Stories of the Gorilla Country Narrated for Young People

New York: Harper & Brothers Publishers, 1869. Original Edition. Hardcover. Brown cloth/boards. Elaborate gilt decoration and lettering on spine; gilt image, banner, and lettering on front cover. xii, 292, [6] pp. with bw frontis and additional bw illustrations and plates. Good. Gilt still fresh, but covers have some soiling, bumps to spine and corners; one signature detached and laid in, and binding is loosening a bit at other spots; former owner's name and contemporary sticker (perhaps the bookseller) on fep. Item #159242

Paul Belloni Du Chaillu was a French-American traveler, zoologist, and anthropologist. He became famous in the 1860s as the first modern European outsider to confirm the existence of gorillas, and later the Pygmy people of central Africa.

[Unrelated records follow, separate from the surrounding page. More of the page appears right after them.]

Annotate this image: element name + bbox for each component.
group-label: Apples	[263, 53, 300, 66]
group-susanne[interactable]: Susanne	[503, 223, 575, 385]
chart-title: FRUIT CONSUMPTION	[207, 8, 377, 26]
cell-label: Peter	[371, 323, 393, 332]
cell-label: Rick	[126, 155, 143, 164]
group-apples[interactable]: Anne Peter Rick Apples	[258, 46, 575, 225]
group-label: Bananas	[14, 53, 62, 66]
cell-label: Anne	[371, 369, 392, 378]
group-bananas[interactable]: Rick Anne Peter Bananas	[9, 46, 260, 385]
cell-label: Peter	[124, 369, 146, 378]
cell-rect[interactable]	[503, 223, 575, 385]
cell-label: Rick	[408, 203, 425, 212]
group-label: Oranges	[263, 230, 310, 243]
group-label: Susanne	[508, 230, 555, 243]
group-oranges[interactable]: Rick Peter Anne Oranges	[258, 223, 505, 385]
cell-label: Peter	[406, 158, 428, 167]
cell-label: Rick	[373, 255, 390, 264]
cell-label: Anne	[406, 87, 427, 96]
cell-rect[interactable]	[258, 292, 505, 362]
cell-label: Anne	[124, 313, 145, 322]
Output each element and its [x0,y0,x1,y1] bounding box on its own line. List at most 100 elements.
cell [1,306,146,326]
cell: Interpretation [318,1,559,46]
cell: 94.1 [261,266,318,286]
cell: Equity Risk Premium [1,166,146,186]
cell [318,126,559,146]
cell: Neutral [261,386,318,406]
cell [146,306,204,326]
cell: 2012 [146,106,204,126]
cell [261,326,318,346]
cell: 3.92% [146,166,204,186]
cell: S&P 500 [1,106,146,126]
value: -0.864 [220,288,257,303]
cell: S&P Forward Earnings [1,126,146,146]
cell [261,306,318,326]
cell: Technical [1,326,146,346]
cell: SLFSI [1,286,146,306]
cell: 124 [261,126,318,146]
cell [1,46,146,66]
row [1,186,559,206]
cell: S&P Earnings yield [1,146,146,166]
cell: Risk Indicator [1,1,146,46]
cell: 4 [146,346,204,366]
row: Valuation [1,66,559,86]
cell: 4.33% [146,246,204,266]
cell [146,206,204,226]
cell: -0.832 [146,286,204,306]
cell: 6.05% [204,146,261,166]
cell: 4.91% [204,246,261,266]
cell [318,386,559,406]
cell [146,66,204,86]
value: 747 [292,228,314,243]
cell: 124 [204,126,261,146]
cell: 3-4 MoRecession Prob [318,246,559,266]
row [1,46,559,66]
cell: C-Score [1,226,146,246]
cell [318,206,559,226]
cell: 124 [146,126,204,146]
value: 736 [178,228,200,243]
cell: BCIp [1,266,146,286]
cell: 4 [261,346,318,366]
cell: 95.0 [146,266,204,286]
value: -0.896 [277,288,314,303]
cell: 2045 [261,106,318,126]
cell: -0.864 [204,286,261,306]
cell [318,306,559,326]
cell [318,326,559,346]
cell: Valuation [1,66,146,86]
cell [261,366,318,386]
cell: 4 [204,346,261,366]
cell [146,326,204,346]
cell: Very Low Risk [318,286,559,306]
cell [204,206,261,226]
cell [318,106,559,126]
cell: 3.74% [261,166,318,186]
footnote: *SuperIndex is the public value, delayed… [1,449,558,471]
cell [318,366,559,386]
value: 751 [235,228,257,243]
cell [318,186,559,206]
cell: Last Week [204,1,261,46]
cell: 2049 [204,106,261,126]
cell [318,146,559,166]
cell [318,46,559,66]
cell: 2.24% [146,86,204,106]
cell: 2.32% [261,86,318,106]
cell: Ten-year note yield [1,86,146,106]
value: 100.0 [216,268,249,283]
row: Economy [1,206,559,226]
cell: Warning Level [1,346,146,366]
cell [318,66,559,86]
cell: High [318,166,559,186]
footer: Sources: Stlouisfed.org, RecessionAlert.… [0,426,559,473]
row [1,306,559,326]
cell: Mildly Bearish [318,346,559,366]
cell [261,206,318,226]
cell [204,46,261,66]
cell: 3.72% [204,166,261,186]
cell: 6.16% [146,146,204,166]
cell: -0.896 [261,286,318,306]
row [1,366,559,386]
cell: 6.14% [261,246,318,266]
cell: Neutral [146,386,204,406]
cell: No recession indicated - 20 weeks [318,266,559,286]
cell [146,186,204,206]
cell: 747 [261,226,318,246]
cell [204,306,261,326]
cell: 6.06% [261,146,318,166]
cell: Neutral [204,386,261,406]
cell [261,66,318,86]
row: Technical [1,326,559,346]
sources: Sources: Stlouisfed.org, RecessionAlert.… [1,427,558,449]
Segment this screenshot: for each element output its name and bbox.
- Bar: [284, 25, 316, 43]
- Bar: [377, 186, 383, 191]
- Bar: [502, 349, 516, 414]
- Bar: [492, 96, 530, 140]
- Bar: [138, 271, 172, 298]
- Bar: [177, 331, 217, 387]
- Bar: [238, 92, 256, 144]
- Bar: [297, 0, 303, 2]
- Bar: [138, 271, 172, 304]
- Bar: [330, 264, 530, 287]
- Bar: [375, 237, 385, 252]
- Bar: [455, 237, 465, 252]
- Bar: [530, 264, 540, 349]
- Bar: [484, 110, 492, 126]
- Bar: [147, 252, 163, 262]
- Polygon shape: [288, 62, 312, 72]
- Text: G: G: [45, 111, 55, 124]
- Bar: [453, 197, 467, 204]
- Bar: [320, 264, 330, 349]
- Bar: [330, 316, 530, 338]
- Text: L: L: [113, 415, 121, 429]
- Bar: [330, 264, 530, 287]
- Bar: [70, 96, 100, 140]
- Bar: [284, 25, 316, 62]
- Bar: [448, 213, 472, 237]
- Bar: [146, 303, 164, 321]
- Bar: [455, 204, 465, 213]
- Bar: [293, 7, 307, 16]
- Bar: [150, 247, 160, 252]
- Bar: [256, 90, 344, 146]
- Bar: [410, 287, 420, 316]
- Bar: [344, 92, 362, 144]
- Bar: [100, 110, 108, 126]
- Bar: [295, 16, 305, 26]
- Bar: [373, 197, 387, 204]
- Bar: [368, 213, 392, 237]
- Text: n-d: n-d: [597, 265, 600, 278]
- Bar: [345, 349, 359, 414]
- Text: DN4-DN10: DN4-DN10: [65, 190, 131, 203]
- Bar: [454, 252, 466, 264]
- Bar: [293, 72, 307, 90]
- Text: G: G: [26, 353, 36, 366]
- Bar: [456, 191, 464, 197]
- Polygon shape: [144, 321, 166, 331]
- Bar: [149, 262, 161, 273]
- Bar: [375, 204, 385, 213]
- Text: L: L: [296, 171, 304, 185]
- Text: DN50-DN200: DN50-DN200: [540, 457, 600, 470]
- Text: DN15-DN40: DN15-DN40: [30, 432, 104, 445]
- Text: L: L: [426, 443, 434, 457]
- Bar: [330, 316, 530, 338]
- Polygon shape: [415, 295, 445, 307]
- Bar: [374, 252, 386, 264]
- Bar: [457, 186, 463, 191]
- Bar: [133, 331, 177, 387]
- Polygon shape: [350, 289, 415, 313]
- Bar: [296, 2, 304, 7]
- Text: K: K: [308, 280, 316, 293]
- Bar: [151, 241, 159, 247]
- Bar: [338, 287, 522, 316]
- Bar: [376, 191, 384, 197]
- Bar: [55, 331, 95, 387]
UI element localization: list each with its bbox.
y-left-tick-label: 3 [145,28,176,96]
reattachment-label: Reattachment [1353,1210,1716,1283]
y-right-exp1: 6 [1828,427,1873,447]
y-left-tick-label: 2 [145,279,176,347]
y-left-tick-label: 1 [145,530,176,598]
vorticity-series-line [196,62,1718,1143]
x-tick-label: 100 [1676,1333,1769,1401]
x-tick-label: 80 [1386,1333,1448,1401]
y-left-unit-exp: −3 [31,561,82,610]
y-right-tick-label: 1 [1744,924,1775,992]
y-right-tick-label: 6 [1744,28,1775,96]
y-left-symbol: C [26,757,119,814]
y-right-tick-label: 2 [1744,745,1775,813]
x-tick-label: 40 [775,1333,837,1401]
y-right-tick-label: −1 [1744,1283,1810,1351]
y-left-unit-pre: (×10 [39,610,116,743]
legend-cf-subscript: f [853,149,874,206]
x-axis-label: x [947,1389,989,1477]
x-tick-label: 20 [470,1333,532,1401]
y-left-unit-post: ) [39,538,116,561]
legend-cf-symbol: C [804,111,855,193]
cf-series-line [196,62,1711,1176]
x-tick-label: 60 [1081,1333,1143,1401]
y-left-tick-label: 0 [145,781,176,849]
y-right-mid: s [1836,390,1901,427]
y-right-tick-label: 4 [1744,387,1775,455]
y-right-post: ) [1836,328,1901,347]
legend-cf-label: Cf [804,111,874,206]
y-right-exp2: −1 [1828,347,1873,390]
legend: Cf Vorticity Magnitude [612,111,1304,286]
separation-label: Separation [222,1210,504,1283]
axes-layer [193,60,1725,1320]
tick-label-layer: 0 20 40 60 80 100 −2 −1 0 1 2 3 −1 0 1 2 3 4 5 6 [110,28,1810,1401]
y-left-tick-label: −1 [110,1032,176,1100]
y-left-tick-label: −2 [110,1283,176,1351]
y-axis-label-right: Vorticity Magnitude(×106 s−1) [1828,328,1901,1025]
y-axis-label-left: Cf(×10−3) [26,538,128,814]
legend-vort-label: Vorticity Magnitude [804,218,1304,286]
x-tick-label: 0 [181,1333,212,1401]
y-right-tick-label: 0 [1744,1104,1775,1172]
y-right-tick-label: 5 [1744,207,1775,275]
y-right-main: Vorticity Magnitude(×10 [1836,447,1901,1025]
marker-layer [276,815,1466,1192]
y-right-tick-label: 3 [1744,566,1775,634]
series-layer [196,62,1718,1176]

There are two aspects which makes du Chaillu’s books so unique and delightful for young people. First, is that he is an eyewitness to all that he reports on, rather than an interpreter of other's tales. Second, he appears to have been motivated entirely by love of adventure and curiosity. Because of the drama and entertainment value of his accounts, du Chaillu was better known as a story teller than as a serious historian, although his scholarship and contributions to the fields of geology, zoology, and anthropology, were no less than first rate. Some have claimed that he was the inspiration for the character Tarzan, and it is obvious that Burroughs was at least passing familiar with his work. Based on some of du Chaillu's accounts of his pet chimpanzees, a case could even be made that he was an inspiration for the authors of Curious George.